I am looking forward to using the new vmap functionality and might even start trying it out from the master branch on github, but in the meantime, I’m trying to understand more about vectorization in general.

I made the following short script to test how important batching is for speed in PyTorch.
When I use the batched version, it’s about 77 times faster.
(I used input and output dimensions of 256 and number of vectors = 10000)

import torch
import argparse
from time import time

parser = argparse.ArgumentParser(
 description="A short program to test how much batching helps in PyTorch"
)
parser.add_argument("i", type=int, help="input vector dimension")
parser.add_argument("o", type=int, help="output vector dimension")
parser.add_argument("n", type=int, 
  help="number of vectors to multiply matrix by"
)
parser.add_argument("--batched", action="store_true")
args = parser.parse_args()

layer = torch.nn.Linear(args.i, args.o)
xs = torch.randn(args.n, args.i, requires_grad=False)

print("start")
t1 = time()
if args.batched:
    ys = layer(xs)
else:
    for x in xs:
        y = layer(x)
t2 = time()
print("end")
print(f"time elapsed: {t2-t1}")

Basically, my question comes down to the following:
What are all of the factors that contribute to making batched code take 1/77th the time? (even on CPU)

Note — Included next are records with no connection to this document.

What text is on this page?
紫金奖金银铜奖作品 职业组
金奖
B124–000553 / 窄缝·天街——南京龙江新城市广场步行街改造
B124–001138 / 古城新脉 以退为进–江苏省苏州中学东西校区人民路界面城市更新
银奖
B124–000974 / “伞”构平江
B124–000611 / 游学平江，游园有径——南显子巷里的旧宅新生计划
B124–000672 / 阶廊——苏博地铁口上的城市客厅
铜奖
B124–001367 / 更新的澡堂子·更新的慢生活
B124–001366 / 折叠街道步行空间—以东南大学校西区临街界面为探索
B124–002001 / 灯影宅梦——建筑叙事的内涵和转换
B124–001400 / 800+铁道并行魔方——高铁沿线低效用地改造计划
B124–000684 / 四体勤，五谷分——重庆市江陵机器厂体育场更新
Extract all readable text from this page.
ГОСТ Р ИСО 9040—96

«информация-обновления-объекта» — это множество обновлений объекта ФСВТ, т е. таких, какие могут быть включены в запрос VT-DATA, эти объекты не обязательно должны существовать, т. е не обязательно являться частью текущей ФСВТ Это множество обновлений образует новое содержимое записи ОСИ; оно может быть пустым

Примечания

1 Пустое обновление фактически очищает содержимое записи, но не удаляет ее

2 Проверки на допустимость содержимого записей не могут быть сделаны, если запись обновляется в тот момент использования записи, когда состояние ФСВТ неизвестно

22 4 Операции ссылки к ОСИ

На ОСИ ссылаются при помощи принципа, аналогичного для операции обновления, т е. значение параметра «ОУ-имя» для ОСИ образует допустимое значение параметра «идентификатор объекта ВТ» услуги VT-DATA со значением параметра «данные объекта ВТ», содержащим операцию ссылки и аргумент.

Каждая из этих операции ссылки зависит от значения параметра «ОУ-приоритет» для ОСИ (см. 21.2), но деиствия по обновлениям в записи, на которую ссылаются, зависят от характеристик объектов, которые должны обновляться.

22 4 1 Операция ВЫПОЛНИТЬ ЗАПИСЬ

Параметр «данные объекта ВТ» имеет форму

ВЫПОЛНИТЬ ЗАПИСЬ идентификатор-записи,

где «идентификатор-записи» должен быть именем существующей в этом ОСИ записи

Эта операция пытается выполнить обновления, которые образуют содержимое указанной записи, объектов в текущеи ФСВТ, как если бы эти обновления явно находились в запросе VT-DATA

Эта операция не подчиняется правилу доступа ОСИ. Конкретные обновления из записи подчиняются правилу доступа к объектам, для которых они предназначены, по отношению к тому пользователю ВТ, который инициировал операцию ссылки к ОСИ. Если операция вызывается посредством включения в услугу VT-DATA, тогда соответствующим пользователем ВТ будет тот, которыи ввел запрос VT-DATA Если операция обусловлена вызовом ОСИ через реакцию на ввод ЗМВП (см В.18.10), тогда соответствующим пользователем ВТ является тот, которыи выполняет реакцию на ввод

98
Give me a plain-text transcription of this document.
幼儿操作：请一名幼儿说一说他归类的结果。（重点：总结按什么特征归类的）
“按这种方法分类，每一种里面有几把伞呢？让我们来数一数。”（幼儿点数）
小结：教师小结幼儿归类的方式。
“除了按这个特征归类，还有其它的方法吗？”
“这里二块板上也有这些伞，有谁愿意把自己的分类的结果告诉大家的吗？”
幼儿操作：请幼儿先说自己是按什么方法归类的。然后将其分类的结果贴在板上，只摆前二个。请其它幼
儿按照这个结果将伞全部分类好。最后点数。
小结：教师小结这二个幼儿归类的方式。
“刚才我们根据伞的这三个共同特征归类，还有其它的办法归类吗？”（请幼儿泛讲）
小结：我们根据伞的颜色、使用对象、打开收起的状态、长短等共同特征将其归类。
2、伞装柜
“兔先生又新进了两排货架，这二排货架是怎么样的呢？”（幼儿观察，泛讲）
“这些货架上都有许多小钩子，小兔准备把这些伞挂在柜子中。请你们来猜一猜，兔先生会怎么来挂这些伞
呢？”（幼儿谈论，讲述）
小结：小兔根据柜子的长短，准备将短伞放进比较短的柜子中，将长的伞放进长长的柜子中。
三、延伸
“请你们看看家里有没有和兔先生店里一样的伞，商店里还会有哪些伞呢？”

For loops add the Python overhead in each iteration and call into the dispatcher for a small workload.
A lot of operations are using vectorization inside, which won’t be fully used.
Note that this is not PyTorch-specific and can also be seen in e.g. numpy:

def fun1(x):
    out = []
    for x_ in x:
        out.append(np.sqrt(x_))
    out = np.stack(out)
    return out

def fun2(x):
    out = np.sqrt(x)
    return out

x = np.random.rand(1000, 100)
%timeit out1 = fun1(x)
%timeit out2 = fun2(x)

For loops add the Python overhead in each iteration and call into the dispatcher for a small workload.

The for loops add very little overhead as far as I could tell from profiling using line_profiler.
Is the pytorch dispatch really enough to explain it being 77 times slower?

A lot of operations are using vectorization inside, which won’t be fully used.

What does vectorization really mean at a low level?
Do you mean that pytorch uses avx2 style SIMD parallelism on CPU?